Optimization Opportunities

Current bottleneck analysis and where Rust/caching would help at scale:

LLM Inference 300–500ms ~85% Dominant bottleneck
D1 Query ~10ms ~2% Already fast
Client Filtering <1ms ~0% Negligible
SSE Streaming ~20ms ~3% Acceptable

Rust WASM: When It Helps

16 products (current) No meaningful speedup Bottleneck is inference, not filtering
1,000+ products ~10-50ms savings Bitmap indexes, bloom filters for pre-filtering
Vector similarity search ~100ms savings Rust HNSW index vs JavaScript brute force

Caching Strategies

Strategy Scope Hit Rate Est.
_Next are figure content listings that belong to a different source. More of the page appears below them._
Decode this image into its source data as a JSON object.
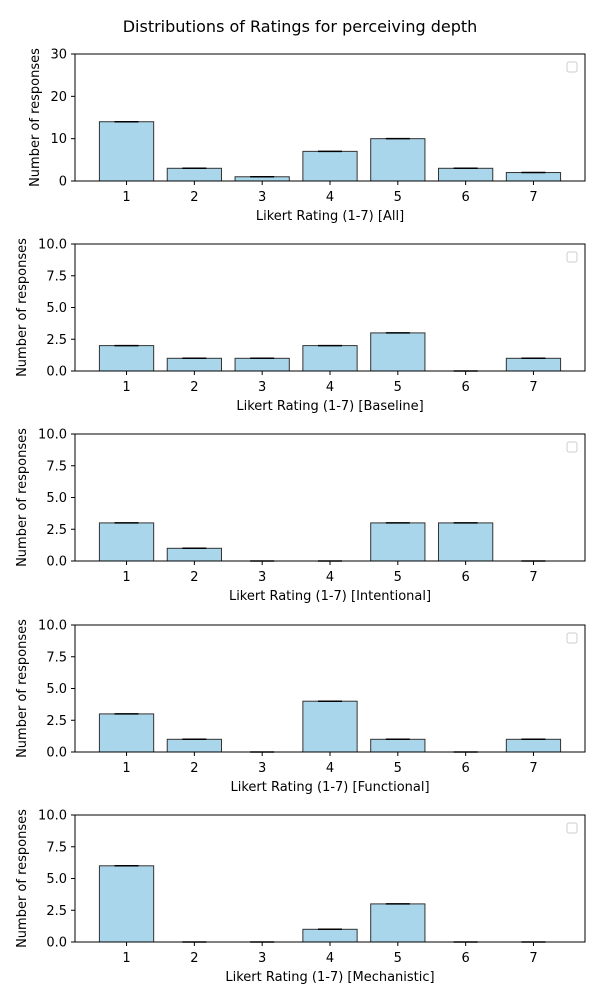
{
  "figure": {
    "title": "Distributions of Ratings for perceiving depth"
  },
  "chart_data": [
    {
      "type": "bar",
      "categories": [
        "1",
        "2",
        "3",
        "4",
        "5",
        "6",
        "7"
      ],
      "values": [
        14,
        3,
        1,
        7,
        10,
        3,
        2
      ],
      "xlabel": "Likert Rating (1-7) [All]",
      "ylabel": "Number of responses",
      "ylim": [
        0,
        30
      ],
      "yticks": [
        "0",
        "10",
        "20",
        "30"
      ],
      "bar_color": "#a9d6ea",
      "legend": "upper right (empty)",
      "grid": false
    },
    {
      "type": "bar",
      "categories": [
        "1",
        "2",
        "3",
        "4",
        "5",
        "6",
        "7"
      ],
      "values": [
        2,
        1,
        1,
        2,
        3,
        0,
        1
      ],
      "xlabel": "Likert Rating (1-7) [Baseline]",
      "ylabel": "Number of responses",
      "ylim": [
        0,
        10
      ],
      "yticks": [
        "0.0",
        "2.5",
        "5.0",
        "7.5",
        "10.0"
      ],
      "bar_color": "#a9d6ea",
      "legend": "upper right (empty)",
      "grid": false
    },
    {
      "type": "bar",
      "categories": [
        "1",
        "2",
        "3",
        "4",
        "5",
        "6",
        "7"
      ],
      "values": [
        3,
        1,
        0,
        0,
        3,
        3,
        0
      ],
      "xlabel": "Likert Rating (1-7) [Intentional]",
      "ylabel": "Number of responses",
      "ylim": [
        0,
        10
      ],
      "yticks": [
        "0.0",
        "2.5",
        "5.0",
        "7.5",
        "10.0"
      ],
      "bar_color": "#a9d6ea",
      "legend": "upper right (empty)",
      "grid": false
    },
    {
      "type": "bar",
      "categories": [
        "1",
        "2",
        "3",
        "4",
        "5",
        "6",
        "7"
      ],
      "values": [
        3,
        1,
        0,
        4,
        1,
        0,
        1
      ],
      "xlabel": "Likert Rating (1-7) [Functional]",
      "ylabel": "Number of responses",
      "ylim": [
        0,
        10
      ],
      "yticks": [
        "0.0",
        "2.5",
        "5.0",
        "7.5",
        "10.0"
      ],
      "bar_color": "#a9d6ea",
      "legend": "upper right (empty)",
      "grid": false
    },
    {
      "type": "bar",
      "categories": [
        "1",
        "2",
        "3",
        "4",
        "5",
        "6",
        "7"
      ],
      "values": [
        6,
        0,
        0,
        1,
        3,
        0,
        0
      ],
      "xlabel": "Likert Rating (1-7) [Mechanistic]",
      "ylabel": "Number of responses",
      "ylim": [
        0,
        10
      ],
      "yticks": [
        "0.0",
        "2.5",
        "5.0",
        "7.5",
        "10.0"
      ],
      "bar_color": "#a9d6ea",
      "legend": "upper right (empty)",
      "grid": false
    }
  ]
}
Latency Saved
Query deduplication Per-session ~5% 300-500ms
Tool result cache Per-request ~20% 0ms (same request)
Semantic query cache (KV) Global ~15% 300-500ms
Embedding cache (R2) Global 100% ~50ms (embedding gen)

Production Architecture (Proposed)

Query → [Semantic Cache Check (KV)] 
       ↓ miss
       → [Rust WASM: Query Analysis]
       → [Rust WASM: Vector Index Lookup] → Top-K products
       → [LLM: Tool Selection on reduced context]
       → [Cache Write (KV)]
       → Response

Estimated latency reduction: 40-60% for cache hits
Estimated cost reduction: 80% for cache hits

Verdict: For this experiment (16 products), optimizations are premature. The 300-500ms inference time dominates. At scale (1000+ products), Rust WASM for vector indexing and KV-based semantic caching would provide meaningful improvements.

Bidirectional Sync

The agent and manual toggles share a single source of truth. When the agent applies filters, the toggles update. When users toggle manually, the agent context clears. This creates a unified experience—two input methods, one outcome.

"The interface recedes. The user describes intent. The system responds."

Heideggerian Zuhandenheit

What We Learned

  • Natural language works for structured domains. With only 16 products and 4 categories, the agent rarely misinterprets. The taxonomy is small enough to fit in context.
  • Streaming builds trust. Showing the agent's reasoning helps users understand what's happening. Black-box results feel arbitrary; visible thinking feels collaborative.
  • Manual filters remain useful. Some users want direct control. The bidirectional sync means they can start with natural language and refine with toggles.

Limitations

This experiment has constraints worth noting:

  • Small catalog (16 products) — larger catalogs may need vector search
  • Workers AI latency — streaming helps, but there's still a delay
  • English only — natural language parsing assumes English input
  • Structured attributes — "find something that matches my style" won't work yet

Conclusion

AI-native filtering isn't about replacing UI controls. It's about giving users a choice: describe what you want, or click through options. Both paths lead to the same result. The system adapts to the user, not the other way around.

For small, structured catalogs, natural language filtering works well. The agent translates intent into action. The toggles stay in sync. The user finds what they're looking for without learning a taxonomy.